Ora, ci sono, ma lo Stato non fa nulla o quasi. Suppliscono le parrocchie che, non tutte ma in buona parte, hanno avuto la fortuna di incontrare preti come don Milani e la sua scuola di Barbiana e ora, rappresentano la scialuppa di salvataggio delle ultime generazioni, ma almeno due le abbiamo perse. In questo ripescaggio dell’io che ridiventa noi, oltre ai successori degli straordinari “santi sociali” e alle nuove formule di aggregazione, inventate dal Sermig di Ernesto Olivero, dalla Comunità di Sant’Egidio e dal Gruppo Abele, ci sono cento formule che interpretano nelle città e nei paesi la “Chiesa in uscita” e la “fantasia della misericordia”. A loro vanno gli occhi nostri e dei genitori riconoscenti perché, se così non fosse, le panchine di Orbassano e Rho sarebbero affollate, ma di ragazzi annoiati e in cerca dell’isola che non c’è.

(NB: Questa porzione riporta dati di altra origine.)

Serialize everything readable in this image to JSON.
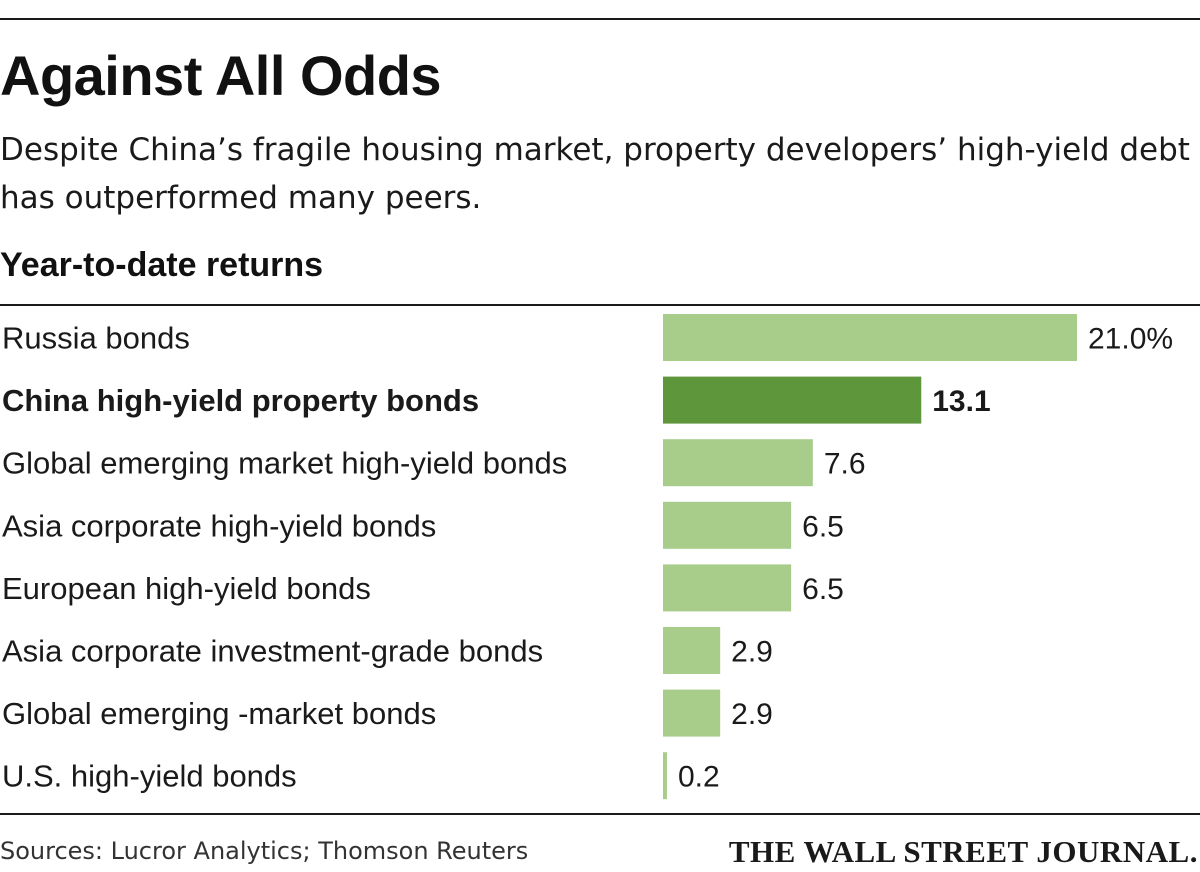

Ben vengano, quindi, gli aiuti delle fondazioni bancarie che sostengono tutte o quasi le iniziative, così come i contributi delle Regioni, dei Comuni (purtroppo pochi) e dello Stato che, come mi diceva spesso un amico cardinale, «brilla per la sua assenza». Dove starebbero i ragazzi senza gli oratori, i campi scuola, le partite, le camminate? C’è stata, in questi anni, una sorta di “sordità sociale” che provocherà ancora, purtroppo, tanti danni perché senza la formazione, sudata nelle sere d’estate e nei pomeriggi freddi, non c’è futuro, non c’è democrazia.